Mantenere e migliorare la propria salute diventa un programma soggettivo coinvolgente, al punto che quasi il 40% degli italiani con stato di salute ottimo o buono indica come proprio obiettivo di vita oltre il periodo dell’emergenza quello di mantenere o migliorare il proprio stato di salute (Tabella 5).

E poi il 42,6% delle persone con stato di salute ottimo o buono dichiara che quello della malattia e della conseguente necessità di acquistare prestazioni sanitarie è l’ambito di vita in cui meno si sente sicuro. Ecco ulteriore conferma di come un ambito di vita che, tutto sommato pur incerto e non facile continuava ad avere un certo grado di sicurezza, ora si mostra friabile e quindi fonte di angoscia e preoccupazione.

Non è una forzatura rilevare che esito dell'esperienza di questi mesi sarà una spinta salutista e di attenzione alle modalità di tutela della salute.

Il 47,9% delle persone con stato di salute ottimo o buono dichiara che, alla luce di quanto sta accadendo, assumerà comportamenti orientati alla prevenzione, di grande cautela per salvaguardare la propria salute e quella dei familiari, anche ricorrendo a visite mediche e accertamenti periodici.

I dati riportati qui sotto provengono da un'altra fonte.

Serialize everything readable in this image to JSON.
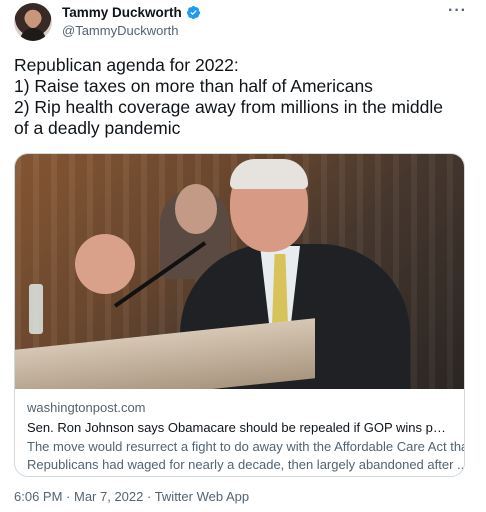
{
  "author": {
    "name": "Tammy Duckworth",
    "handle": "@TammyDuckworth",
    "verified_icon": "verified-badge-icon"
  },
  "more_icon": "more-options-icon",
  "tweet": {
    "lines": [
      "Republican agenda for 2022:",
      "1) Raise taxes on more than half of Americans",
      "2) Rip health coverage away from millions in the middle",
      "of a deadly pandemic"
    ]
  },
  "card": {
    "domain": "washingtonpost.com",
    "title": "Sen. Ron Johnson says Obamacare should be repealed if GOP wins power back",
    "description_lines": [
      "The move would resurrect a fight to do away with the Affordable Care Act that",
      "Republicans had waged for nearly a decade, then largely abandoned after ..."
    ]
  },
  "meta": {
    "time": "6:06 PM",
    "separator": " · ",
    "date": "Mar 7, 2022",
    "source": "Twitter Web App"
  },
  "colors": {
    "text": "#0f1419",
    "secondary": "#536471",
    "verified": "#1d9bf0",
    "border": "#cfd9de"
  }
}
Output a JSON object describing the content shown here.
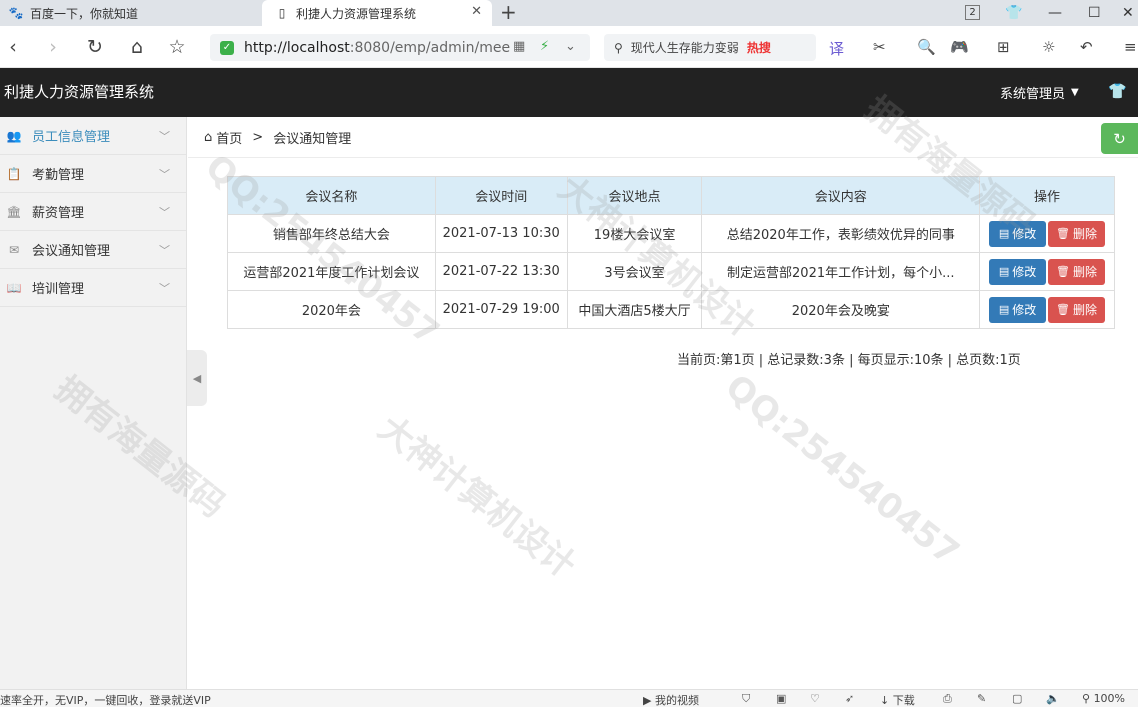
{
  "browser": {
    "tabs": [
      {
        "title": "百度一下，你就知道",
        "icon": "baidu-paw-icon"
      },
      {
        "title": "利捷人力资源管理系统",
        "icon": "page-icon"
      }
    ],
    "new_tab": "+",
    "tab_count": "2",
    "url_host": "http://localhost",
    "url_rest": ":8080/emp/admin/mee",
    "search_text": "现代人生存能力变弱",
    "search_hot": "热搜"
  },
  "app": {
    "title": "利捷人力资源管理系统",
    "user": "系统管理员"
  },
  "sidebar": {
    "items": [
      {
        "label": "员工信息管理",
        "icon": "users-icon",
        "active": true
      },
      {
        "label": "考勤管理",
        "icon": "clipboard-icon",
        "active": false
      },
      {
        "label": "薪资管理",
        "icon": "bank-icon",
        "active": false
      },
      {
        "label": "会议通知管理",
        "icon": "envelope-icon",
        "active": false
      },
      {
        "label": "培训管理",
        "icon": "book-icon",
        "active": false
      }
    ]
  },
  "breadcrumb": {
    "home": "首页",
    "separator": ">",
    "current": "会议通知管理"
  },
  "table": {
    "headers": [
      "会议名称",
      "会议时间",
      "会议地点",
      "会议内容",
      "操作"
    ],
    "rows": [
      {
        "name": "销售部年终总结大会",
        "time": "2021-07-13 10:30",
        "place": "19楼大会议室",
        "content": "总结2020年工作，表彰绩效优异的同事"
      },
      {
        "name": "运营部2021年度工作计划会议",
        "time": "2021-07-22 13:30",
        "place": "3号会议室",
        "content": "制定运营部2021年工作计划，每个小..."
      },
      {
        "name": "2020年会",
        "time": "2021-07-29 19:00",
        "place": "中国大酒店5楼大厅",
        "content": "2020年会及晚宴"
      }
    ],
    "edit_label": "修改",
    "delete_label": "删除"
  },
  "pager": "当前页:第1页 | 总记录数:3条 | 每页显示:10条 | 总页数:1页",
  "statusbar": {
    "left": "速率全开，无VIP，一键回收，登录就送VIP",
    "video": "我的视频",
    "download": "下载",
    "zoom": "100%"
  },
  "watermark": [
    "大神计算机设计",
    "QQ:254540457",
    "拥有海量源码"
  ]
}
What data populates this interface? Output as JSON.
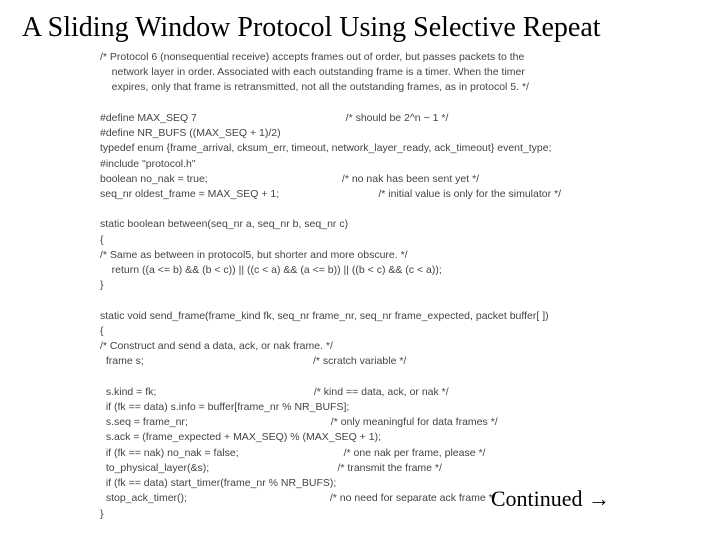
{
  "title": "A Sliding Window Protocol Using Selective Repeat",
  "code_lines": {
    "l0": "/* Protocol 6 (nonsequential receive) accepts frames out of order, but passes packets to the",
    "l1": "    network layer in order. Associated with each outstanding frame is a timer. When the timer",
    "l2": "    expires, only that frame is retransmitted, not all the outstanding frames, as in protocol 5. */",
    "l3": "",
    "l4": "#define MAX_SEQ 7                                                   /* should be 2^n − 1 */",
    "l5": "#define NR_BUFS ((MAX_SEQ + 1)/2)",
    "l6": "typedef enum {frame_arrival, cksum_err, timeout, network_layer_ready, ack_timeout} event_type;",
    "l7": "#include \"protocol.h\"",
    "l8": "boolean no_nak = true;                                              /* no nak has been sent yet */",
    "l9": "seq_nr oldest_frame = MAX_SEQ + 1;                                  /* initial value is only for the simulator */",
    "l10": "",
    "l11": "static boolean between(seq_nr a, seq_nr b, seq_nr c)",
    "l12": "{",
    "l13": "/* Same as between in protocol5, but shorter and more obscure. */",
    "l14": "    return ((a <= b) && (b < c)) || ((c < a) && (a <= b)) || ((b < c) && (c < a));",
    "l15": "}",
    "l16": "",
    "l17": "static void send_frame(frame_kind fk, seq_nr frame_nr, seq_nr frame_expected, packet buffer[ ])",
    "l18": "{",
    "l19": "/* Construct and send a data, ack, or nak frame. */",
    "l20": "  frame s;                                                          /* scratch variable */",
    "l21": "",
    "l22": "  s.kind = fk;                                                      /* kind == data, ack, or nak */",
    "l23": "  if (fk == data) s.info = buffer[frame_nr % NR_BUFS];",
    "l24": "  s.seq = frame_nr;                                                 /* only meaningful for data frames */",
    "l25": "  s.ack = (frame_expected + MAX_SEQ) % (MAX_SEQ + 1);",
    "l26": "  if (fk == nak) no_nak = false;                                    /* one nak per frame, please */",
    "l27": "  to_physical_layer(&s);                                            /* transmit the frame */",
    "l28": "  if (fk == data) start_timer(frame_nr % NR_BUFS);",
    "l29": "  stop_ack_timer();                                                 /* no need for separate ack frame */",
    "l30": "}"
  },
  "continued": "Continued →"
}
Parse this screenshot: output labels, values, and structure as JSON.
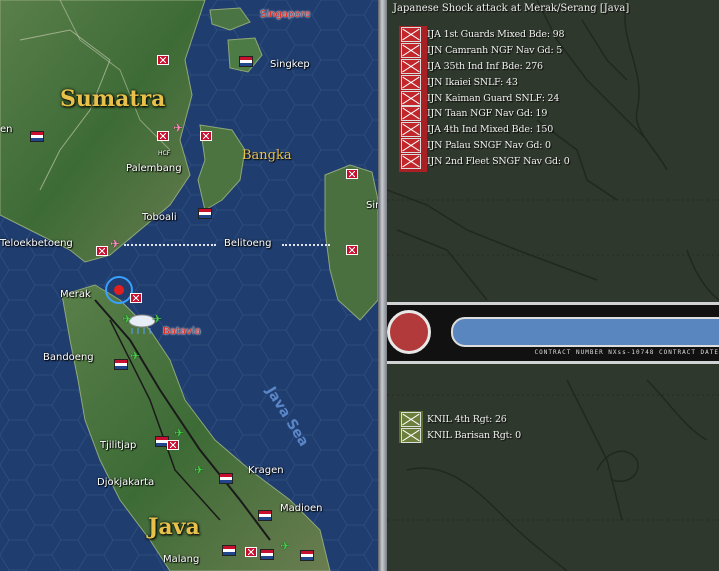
{
  "map": {
    "labels": {
      "sumatra": "Sumatra",
      "java": "Java",
      "bangka": "Bangka",
      "singapore": "Singapore",
      "singkep": "Singkep",
      "palembang": "Palembang",
      "toboali": "Toboali",
      "teloekbetoeng": "Teloekbetoeng",
      "belitoeng": "Belitoeng",
      "merak": "Merak",
      "batavia": "Batavia",
      "bandoeng": "Bandoeng",
      "tjilitjap": "Tjilitjap",
      "djokjakarta": "Djokjakarta",
      "kragen": "Kragen",
      "madioen": "Madioen",
      "malang": "Malang",
      "java_sea": "Java Sea",
      "edge_en": "en",
      "edge_sir": "Sir",
      "hcf": "HCF"
    }
  },
  "report": {
    "title": "Japanese Shock attack at Merak/Serang [Java]",
    "attackers": [
      "IJA 1st Guards Mixed Bde: 98",
      "IJN Camranh NGF Nav Gd: 5",
      "IJA 35th Ind Inf Bde: 276",
      "IJN Ikaiei SNLF: 43",
      "IJN Kaiman Guard SNLF: 24",
      "IJN Taan NGF Nav Gd: 19",
      "IJA 4th Ind Mixed Bde: 150",
      "IJN Palau SNGF Nav Gd: 0",
      "IJN 2nd Fleet SNGF Nav Gd: 0"
    ],
    "defenders": [
      "KNIL 4th Rgt: 26",
      "KNIL Barisan Rgt: 0"
    ],
    "banner_text": "CONTRACT NUMBER  NXss-10748      CONTRACT DATE"
  },
  "colors": {
    "japanese_unit": "#c0262a",
    "allied_unit": "#6b7f3a",
    "ocean": "#1e3a66",
    "land": "#3f6e3a",
    "label_gold": "#e8c14a",
    "label_red": "#e0261e"
  }
}
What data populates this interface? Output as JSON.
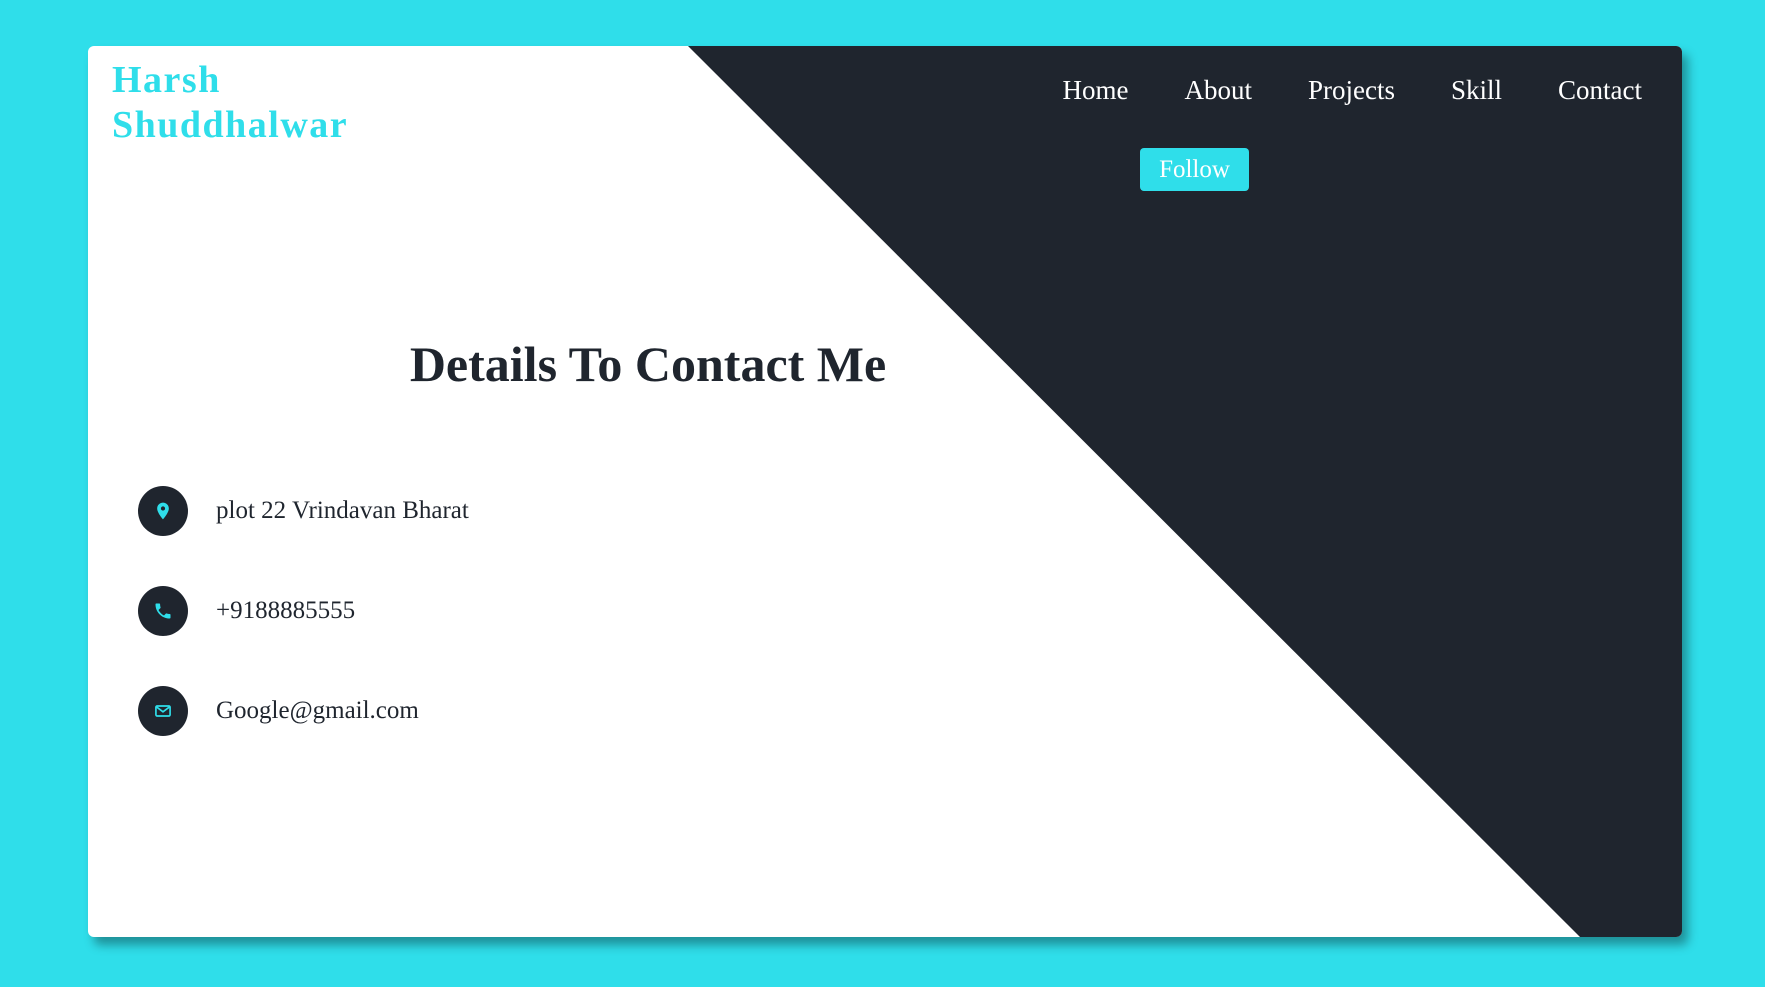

Si entra in una fase diversa del rapporto soggettivo con la costruzione della buona salute, che scarta rispetto agli stili di vita salutari che, dopo una fase di decollo all’inizio del millennio, soprattutto tra i giovani hanno di fatto subito una battuta d’arresto.

Sedentarietà, alcol, alimentazione poco salutare sono avanzati meno di quanto si prevedesse: ora effetto collaterale sui sani di questo periodo è, presumibilmente, una rinnovata attenzione per le modalità con cui si può nel lungo periodo provare a tutelare la buona salute.